The role-based permissions API framework has three key principles:

  1. A user will always have access to apps they are approved to use.
  2. Role-based permissions are consistent for apps and the user experience.
  3. Developers have choice in how they leverage the framework to create an app experience that is useful given available permissions.

With the role-based permission framework, you can make your app work for Meeting Owners and Participants based on the data they have rights to share with your app. The Meeting Owner (the person who the meeting is scheduled under and who therefore is the initial meeting host) sets the rules and owns the data about a meeting. A Participant, by contrast, only has access to their user data and can do things like share their display name with an app.

An app that has only access to a single Participant's data in a meeting may not be fully functional. But if the app has a second user's data, even if that user is only another Participant, you can construct a collaborative use case.

Below are the technical details on how to shift to role-based permissions, so users will always have access to your app if they are approved to use it.

Determine which methods the user has permissions to use

  • Calling an unsupported method from an app instance by a participant who is not the owner will result in an error (code 403: Permission denied).
  • Your app may also call one of the following:
    • getSupportedJsApis returns a list of APIs that the current app user can use
    • config returns unsupportedApis, a list pf APIs that the current user doesn't have the appropriate permissions to use.
  • Any role limitations are noted in the API documentation for each endpoint and event.

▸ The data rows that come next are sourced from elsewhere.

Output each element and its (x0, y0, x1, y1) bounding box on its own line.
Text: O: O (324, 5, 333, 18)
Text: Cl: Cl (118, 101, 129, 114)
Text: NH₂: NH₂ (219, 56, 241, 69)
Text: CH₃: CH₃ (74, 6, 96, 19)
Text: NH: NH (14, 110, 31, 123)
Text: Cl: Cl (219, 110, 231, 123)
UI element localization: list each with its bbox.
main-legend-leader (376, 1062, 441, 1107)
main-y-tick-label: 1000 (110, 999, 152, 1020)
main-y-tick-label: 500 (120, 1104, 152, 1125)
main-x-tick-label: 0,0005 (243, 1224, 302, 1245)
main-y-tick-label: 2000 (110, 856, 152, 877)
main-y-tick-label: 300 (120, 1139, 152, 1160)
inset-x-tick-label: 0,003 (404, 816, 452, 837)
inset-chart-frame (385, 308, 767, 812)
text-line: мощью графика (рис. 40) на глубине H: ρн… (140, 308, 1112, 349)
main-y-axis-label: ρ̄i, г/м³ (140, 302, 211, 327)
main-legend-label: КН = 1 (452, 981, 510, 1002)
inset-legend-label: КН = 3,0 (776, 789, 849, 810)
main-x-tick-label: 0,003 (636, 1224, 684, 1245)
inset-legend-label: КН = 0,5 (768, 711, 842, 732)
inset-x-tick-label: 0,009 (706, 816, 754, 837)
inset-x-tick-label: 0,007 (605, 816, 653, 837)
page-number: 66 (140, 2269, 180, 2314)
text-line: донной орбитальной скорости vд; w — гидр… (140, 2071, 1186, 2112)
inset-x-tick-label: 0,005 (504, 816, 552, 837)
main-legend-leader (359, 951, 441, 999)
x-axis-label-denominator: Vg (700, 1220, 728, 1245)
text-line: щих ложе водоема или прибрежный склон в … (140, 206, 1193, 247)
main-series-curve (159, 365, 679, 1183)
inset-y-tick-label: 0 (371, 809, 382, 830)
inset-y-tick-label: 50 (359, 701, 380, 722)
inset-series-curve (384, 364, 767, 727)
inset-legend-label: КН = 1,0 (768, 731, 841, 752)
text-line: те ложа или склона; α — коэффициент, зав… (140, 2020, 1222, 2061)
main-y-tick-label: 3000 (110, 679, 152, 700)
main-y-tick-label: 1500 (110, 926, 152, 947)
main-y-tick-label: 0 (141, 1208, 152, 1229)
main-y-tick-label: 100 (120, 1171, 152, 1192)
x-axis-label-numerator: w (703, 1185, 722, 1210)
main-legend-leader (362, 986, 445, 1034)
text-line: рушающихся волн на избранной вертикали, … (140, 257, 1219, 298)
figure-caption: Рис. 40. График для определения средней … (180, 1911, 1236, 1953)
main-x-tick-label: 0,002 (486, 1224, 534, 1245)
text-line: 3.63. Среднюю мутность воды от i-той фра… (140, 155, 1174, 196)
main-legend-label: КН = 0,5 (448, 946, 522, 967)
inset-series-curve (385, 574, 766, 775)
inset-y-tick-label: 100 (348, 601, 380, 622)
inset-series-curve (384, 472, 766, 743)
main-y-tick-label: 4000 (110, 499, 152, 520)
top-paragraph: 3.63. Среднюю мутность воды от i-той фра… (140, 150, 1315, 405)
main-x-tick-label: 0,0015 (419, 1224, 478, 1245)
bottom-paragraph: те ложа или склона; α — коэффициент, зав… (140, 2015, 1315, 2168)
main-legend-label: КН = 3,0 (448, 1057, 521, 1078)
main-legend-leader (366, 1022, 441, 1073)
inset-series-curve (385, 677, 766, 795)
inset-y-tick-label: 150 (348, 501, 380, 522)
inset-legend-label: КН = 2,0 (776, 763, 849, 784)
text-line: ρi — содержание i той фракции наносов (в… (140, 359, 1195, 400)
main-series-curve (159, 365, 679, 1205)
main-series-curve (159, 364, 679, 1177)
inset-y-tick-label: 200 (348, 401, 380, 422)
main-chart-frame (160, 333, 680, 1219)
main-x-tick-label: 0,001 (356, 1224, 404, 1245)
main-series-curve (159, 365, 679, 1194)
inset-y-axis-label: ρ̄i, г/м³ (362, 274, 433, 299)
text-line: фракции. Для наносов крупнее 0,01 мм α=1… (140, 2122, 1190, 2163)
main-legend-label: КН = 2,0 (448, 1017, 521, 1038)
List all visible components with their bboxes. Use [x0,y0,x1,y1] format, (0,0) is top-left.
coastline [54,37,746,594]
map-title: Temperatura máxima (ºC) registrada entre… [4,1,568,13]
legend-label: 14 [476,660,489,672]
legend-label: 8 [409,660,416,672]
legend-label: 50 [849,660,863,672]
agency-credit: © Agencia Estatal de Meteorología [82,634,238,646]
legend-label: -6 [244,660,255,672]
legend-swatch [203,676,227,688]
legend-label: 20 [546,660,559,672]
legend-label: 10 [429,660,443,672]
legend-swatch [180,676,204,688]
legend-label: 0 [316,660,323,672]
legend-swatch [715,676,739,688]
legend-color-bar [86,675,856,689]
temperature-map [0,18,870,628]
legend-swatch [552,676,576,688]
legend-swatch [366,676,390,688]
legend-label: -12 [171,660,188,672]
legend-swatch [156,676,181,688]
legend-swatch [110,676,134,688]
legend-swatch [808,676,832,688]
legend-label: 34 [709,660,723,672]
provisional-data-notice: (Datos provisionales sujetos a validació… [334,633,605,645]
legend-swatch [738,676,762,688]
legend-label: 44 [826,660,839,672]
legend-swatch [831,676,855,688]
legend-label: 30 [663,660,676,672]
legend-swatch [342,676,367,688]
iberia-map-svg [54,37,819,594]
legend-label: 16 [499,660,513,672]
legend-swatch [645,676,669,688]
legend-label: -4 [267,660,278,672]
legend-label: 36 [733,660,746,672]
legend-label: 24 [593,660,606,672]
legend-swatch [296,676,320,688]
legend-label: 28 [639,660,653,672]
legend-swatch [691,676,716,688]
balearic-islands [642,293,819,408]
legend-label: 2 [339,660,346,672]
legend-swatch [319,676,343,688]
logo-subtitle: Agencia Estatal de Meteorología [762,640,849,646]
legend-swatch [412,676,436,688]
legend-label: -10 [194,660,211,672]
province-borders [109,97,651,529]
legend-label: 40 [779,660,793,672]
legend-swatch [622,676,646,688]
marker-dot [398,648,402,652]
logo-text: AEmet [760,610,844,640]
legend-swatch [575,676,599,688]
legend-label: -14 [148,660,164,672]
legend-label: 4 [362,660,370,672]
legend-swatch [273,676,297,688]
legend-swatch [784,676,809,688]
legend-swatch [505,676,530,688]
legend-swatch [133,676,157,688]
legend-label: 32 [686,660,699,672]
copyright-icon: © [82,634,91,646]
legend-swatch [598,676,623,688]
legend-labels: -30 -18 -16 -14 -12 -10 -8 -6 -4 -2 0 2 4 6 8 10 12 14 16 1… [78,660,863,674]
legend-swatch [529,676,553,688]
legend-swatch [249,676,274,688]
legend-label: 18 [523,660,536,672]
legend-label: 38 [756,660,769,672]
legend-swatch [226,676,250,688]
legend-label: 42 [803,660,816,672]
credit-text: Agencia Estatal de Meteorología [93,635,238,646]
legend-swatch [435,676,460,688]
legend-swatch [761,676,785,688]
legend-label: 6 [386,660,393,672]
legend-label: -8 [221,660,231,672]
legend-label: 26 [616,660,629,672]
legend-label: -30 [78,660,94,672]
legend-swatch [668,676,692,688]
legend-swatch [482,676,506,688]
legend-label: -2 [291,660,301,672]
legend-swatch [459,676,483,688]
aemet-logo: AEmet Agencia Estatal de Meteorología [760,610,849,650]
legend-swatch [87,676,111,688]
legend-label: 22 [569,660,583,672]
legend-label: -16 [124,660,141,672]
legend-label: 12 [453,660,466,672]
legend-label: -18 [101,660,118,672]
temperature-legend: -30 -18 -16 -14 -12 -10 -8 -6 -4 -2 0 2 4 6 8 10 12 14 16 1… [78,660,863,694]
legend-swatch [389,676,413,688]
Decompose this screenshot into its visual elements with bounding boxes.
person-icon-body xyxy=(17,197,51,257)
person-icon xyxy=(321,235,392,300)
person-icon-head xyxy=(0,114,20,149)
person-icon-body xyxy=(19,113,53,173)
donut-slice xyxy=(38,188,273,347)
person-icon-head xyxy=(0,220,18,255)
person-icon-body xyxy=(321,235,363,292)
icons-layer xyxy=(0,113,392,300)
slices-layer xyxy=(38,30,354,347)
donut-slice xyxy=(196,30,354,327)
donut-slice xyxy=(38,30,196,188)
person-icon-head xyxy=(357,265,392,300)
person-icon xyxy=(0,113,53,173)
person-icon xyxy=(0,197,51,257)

Transition from individual to collaborative experience

How to (re)construct an application so it can seamlessly transition from an individual experience (single player mode) to a collaborative one (multiplayer mode) using this model:

  1. Only request app scopes, methods and events that your application actually needs. This reduces the "scary factor" when a user first installs your app. It also helps Zoom to identify the impact of changes in the future.

  2. Consider an app model that always starts out as a personal app. This should be useful to an individual participant in a meeting (or even outside a meeting), when no data about that meeting or other participants is available from Zoom.

  3. Leverage the Universal Meeting Id (Meeting UUID) to consolidate state about multiple users from the same meeting in your app backend. Remember each app instance running in the participant's Zoom client can call their individual getUserContext to map their running app instance to their participantId and name.

    Each user owns that data and (subject to your data policies) can share that information with your app backend, and on to other users of your app within the meeting.

    In addition, the meeting owner can also access the full list of participants with their names along with Meeting Topic and Meeting Id, the meeting Owner owns this data and again, they can share this data with your app.

  4. Don't attempt to use the Meeting Id to do the meeting participant mapping described above. Remember that Zoom Meeting Topic and the Meeting Id could contain sensitive information. Also, practically speaking, a Meeting Id could be re-used for multiple meeting instances by a single user, and eventually the Zoom system will re-assign Meeting Id's that have not been in use for some time. In other words, Meeting Id_s are not guaranteed to be unique.

  5. If your app needs the owner to perform actions, and you have detected that the meeting owner does not have your app running, consider sending the app to that participant using sendAppInvitationToMeetingOwner.

  6. Remember that not all participants in a meeting (including the owner) will be able to install your app, for example if participants are from different organizations with different policies. Also, the owner might leave the meeting. It is important that your app is able to provide collaborative or "single player" experience for available participants when possible or fail gracefully.

  7. Mapping a calendar entry to an in-meeting instance is challenging. The most robust mechanism for this would be for the user to confirm (in your app) which calendar event they are participating in on Zoom. Remember that there could be overlapping meetings, even with the same Meeting Id in some situations.